A translation is the original text’s wife. If too pretty, the translation must be cheating on her husband, the text. If faithful, the translation must not be very pretty.

I love that. And it was a timely sentence for me to read as I struggle with getting Ramuz into English. I recently got a disappointing rejection from a journal where an intern wrote, “I liked the French but the translation did not work”. Ouch. In the particular story I submitted, there were three POV shifts, a relatively unheard of use of a pronoun that doesn’t exist in English, unsettling shifts in tense and I won’t even go into Ramuz’s obsessional use of semi-colons. So, yes, she’s completely right, the translation doesn’t “work”. And maybe my translation fell short of resolving those issues so I’m more than willing to get back to the two texts and see what I can do to. But this is the struggle with translation…how to recreate/reflect the eccentricity of Ramuzian French in English to an Anglophone reader? I’ll just keep trying…

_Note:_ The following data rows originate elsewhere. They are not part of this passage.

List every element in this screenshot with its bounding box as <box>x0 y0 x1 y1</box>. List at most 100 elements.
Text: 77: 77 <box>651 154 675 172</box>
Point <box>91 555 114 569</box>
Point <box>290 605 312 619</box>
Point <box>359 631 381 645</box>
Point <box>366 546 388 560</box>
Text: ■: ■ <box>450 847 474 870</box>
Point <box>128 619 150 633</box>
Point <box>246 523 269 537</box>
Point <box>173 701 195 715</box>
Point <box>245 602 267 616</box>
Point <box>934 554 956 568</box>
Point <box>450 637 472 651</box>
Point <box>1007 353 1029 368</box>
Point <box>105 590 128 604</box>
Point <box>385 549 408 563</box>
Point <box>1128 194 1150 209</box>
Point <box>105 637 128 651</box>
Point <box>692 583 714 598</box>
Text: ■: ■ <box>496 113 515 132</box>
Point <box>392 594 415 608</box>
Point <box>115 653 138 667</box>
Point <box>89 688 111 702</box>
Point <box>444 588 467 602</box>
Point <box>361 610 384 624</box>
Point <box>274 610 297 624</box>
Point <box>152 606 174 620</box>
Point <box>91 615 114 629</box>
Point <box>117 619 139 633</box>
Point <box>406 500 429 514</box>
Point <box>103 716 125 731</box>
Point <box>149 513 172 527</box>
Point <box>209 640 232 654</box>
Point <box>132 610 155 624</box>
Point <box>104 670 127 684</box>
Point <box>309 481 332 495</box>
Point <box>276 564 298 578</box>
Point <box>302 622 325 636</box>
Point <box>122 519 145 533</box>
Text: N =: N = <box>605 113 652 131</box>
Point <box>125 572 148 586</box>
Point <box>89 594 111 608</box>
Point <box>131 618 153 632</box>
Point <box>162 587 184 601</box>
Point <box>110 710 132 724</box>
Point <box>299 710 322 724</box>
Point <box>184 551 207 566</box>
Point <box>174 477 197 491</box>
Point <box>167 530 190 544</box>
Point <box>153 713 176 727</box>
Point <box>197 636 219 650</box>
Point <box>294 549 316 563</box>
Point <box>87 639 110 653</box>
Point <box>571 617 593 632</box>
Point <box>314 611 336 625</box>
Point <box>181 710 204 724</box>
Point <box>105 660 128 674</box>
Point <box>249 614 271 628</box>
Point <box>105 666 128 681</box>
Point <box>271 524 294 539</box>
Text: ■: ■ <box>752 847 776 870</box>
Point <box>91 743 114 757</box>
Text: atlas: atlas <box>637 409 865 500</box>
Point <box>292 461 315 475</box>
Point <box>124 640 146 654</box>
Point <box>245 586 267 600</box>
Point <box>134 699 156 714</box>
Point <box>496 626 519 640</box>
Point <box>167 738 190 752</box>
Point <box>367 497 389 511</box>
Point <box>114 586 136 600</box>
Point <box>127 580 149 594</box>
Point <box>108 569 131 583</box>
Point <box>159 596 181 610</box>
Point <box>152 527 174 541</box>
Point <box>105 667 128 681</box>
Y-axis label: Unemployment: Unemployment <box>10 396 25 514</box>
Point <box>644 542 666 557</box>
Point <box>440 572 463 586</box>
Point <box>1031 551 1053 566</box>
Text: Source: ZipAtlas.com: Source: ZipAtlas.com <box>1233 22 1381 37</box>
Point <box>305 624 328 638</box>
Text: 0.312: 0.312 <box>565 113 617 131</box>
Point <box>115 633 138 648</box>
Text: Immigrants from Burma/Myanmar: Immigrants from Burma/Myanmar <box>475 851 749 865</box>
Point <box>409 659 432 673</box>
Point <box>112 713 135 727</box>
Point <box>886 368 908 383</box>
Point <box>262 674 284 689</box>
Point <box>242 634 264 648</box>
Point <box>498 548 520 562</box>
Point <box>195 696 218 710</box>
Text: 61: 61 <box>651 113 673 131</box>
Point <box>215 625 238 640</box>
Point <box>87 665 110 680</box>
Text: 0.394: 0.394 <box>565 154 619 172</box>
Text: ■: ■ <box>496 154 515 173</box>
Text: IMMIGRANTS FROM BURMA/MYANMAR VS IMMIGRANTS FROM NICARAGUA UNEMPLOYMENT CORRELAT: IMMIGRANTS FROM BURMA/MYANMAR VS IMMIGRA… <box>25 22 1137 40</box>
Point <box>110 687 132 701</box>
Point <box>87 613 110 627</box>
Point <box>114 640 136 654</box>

My Virginia Woolf project is gaining momentum. I tucked into two of her earliest short stories over the weekend – Phyllis and Rosamond and The Mysterious Case of Miss V.  Phyllis and Rosamond is a detailed portrait of two women as well as a discussion of types. The story tosses the idea of freedom around, personal and intellectual freedom, amidst a discussion of marriage expectations. I won’t go into detail about The Mysterious Case of Miss V. because it was more abstract and less easy to describe, but it struck me while reading both stories that Woolf understood what the coming of modernity would mean for women, both the positives and the negatives, and already in her early work, she was trying to sort out the impending muddle.

And also, a small point, but I’m noticing how Woolf has several of her characters conflate hard, solid facts with the idea of comfort. It is a strange pairing. Yet emotions must have been shifting, unreliable things to get a grip on for someone like Woolf while facts were fixed, and dependable.  Comforting.